Forced closure of shops in Iran on an unprecedented scale
NEW YORK, United States — Over one hundred Baha'i-owned businesses in cities across Iran, including Sari, Ghaemshahr, and Bandar Abbas, were sealed by Iranian authorities after they were temporarily closed to observe Baha'i Holy days on 1 and 2 November.
This action took place despite recent statements made by the UN Special Rapporteur of Freedom of Religion and Belief, the UN Special Rapporteur on Iran, prominent Iranian lawyers (e.g. Dr. Abdol-Karim Lahidji and Dr. Shirin Ebadi), and an appeal from the Baha'i International Community to the President of Iran for such economic suppression to cease.
A recent letter from the Baha'i International Community to the President of Iran explains how sealing Baha'i businesses is one of the many tactics employed by the authorities in their economic apartheid against the Baha'is in Iran. Other means include categorically denying at least three generations of Baha'is access to governmental jobs, excluding them from working in businesses partly or wholly under the direction of the government, delaying or preventing them from acquiring private job licenses, and depriving them from access to formal university education.

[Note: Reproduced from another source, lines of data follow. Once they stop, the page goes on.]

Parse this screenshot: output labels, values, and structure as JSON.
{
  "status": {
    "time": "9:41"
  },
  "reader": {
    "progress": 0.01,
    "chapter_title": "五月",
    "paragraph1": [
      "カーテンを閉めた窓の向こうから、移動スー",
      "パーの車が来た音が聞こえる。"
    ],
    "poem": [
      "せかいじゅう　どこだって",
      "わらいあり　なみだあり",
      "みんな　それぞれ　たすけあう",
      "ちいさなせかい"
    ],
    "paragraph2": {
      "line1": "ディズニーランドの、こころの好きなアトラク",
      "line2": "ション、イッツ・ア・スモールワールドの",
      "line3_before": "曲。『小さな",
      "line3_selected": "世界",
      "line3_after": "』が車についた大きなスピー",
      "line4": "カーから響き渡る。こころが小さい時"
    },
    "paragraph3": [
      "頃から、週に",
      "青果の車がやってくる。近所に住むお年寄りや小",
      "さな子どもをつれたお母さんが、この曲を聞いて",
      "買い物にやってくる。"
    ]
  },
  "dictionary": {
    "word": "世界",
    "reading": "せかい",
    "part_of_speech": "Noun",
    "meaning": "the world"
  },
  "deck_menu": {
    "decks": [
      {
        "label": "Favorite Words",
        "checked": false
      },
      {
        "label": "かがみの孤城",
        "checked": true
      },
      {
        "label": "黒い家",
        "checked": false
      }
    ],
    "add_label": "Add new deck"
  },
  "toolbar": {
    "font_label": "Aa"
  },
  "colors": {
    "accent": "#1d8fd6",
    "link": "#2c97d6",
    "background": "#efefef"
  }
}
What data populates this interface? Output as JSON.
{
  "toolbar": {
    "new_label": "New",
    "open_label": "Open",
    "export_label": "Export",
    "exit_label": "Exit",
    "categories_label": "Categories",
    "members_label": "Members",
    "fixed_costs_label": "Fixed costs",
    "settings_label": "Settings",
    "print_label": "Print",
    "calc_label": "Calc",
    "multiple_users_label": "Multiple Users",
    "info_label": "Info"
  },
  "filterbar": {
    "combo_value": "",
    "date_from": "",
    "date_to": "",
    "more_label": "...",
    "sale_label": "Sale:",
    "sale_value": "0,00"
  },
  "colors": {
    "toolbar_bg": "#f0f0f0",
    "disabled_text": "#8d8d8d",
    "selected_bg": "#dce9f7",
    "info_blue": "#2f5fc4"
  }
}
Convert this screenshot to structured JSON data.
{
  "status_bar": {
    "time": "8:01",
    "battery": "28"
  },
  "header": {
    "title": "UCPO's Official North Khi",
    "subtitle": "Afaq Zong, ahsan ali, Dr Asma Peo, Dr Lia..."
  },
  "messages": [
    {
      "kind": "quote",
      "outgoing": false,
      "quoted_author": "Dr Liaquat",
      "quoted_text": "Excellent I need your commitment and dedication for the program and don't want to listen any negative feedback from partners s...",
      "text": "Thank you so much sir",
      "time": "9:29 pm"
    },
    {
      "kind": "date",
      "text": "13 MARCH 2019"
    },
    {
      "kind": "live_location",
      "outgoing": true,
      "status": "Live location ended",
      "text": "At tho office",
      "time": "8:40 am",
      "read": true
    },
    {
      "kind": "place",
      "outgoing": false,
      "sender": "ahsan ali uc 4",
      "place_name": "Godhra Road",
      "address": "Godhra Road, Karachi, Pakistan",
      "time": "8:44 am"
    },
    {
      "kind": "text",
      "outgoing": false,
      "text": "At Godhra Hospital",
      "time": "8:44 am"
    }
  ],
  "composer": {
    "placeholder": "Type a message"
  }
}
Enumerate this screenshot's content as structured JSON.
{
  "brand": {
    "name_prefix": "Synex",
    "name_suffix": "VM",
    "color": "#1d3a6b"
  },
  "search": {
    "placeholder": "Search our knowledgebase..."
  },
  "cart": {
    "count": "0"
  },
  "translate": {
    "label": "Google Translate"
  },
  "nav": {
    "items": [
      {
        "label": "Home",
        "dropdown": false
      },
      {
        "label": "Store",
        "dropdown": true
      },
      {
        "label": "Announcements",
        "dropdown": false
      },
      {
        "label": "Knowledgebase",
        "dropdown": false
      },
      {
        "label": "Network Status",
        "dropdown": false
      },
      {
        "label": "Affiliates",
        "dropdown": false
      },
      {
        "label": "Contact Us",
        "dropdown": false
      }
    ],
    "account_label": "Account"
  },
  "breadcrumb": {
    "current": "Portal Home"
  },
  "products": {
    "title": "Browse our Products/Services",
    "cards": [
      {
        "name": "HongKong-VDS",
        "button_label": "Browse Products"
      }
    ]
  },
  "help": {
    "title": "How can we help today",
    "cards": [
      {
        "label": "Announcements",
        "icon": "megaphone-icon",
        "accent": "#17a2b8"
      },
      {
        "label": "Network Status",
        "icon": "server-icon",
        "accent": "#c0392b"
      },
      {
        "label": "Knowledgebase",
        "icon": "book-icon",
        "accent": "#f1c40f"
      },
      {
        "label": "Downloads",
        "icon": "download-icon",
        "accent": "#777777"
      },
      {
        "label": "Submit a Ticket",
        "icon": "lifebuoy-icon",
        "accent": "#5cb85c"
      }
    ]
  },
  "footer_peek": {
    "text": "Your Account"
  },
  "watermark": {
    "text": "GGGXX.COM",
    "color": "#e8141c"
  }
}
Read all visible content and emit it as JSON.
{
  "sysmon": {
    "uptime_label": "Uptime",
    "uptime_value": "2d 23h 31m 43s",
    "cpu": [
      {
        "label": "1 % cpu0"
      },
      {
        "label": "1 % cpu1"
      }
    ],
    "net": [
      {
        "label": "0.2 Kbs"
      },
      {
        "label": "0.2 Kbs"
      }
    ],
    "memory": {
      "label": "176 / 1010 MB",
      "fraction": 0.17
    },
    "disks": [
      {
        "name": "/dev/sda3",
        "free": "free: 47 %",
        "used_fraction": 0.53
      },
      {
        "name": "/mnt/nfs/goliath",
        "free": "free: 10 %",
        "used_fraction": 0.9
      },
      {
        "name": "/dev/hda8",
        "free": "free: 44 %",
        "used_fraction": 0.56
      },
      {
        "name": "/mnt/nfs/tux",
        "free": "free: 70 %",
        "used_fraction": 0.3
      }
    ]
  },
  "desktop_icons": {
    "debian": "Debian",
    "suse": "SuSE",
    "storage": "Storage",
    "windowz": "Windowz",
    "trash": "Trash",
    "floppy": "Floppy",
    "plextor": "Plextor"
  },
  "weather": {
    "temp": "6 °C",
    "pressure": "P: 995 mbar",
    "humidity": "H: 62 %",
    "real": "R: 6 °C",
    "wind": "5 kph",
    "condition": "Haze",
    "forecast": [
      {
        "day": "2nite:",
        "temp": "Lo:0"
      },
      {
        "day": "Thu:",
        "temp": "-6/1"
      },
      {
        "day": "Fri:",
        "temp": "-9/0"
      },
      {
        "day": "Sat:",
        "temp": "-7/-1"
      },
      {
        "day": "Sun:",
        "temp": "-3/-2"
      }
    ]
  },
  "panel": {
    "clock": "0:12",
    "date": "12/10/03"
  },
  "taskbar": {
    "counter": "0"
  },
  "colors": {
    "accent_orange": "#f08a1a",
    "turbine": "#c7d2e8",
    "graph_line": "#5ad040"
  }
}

“The sealing of so many businesses demonstrates the emptiness of assurances by the Iranian government that the Baha'i community is not discriminated against,” said Bani Dugal, Principal Representative of the Baha'i International Community. “We call upon the international community to denounce these unjust actions and exhort the Iranian government to take immediate, visible, and substantive measures to reverse the situation,” she added.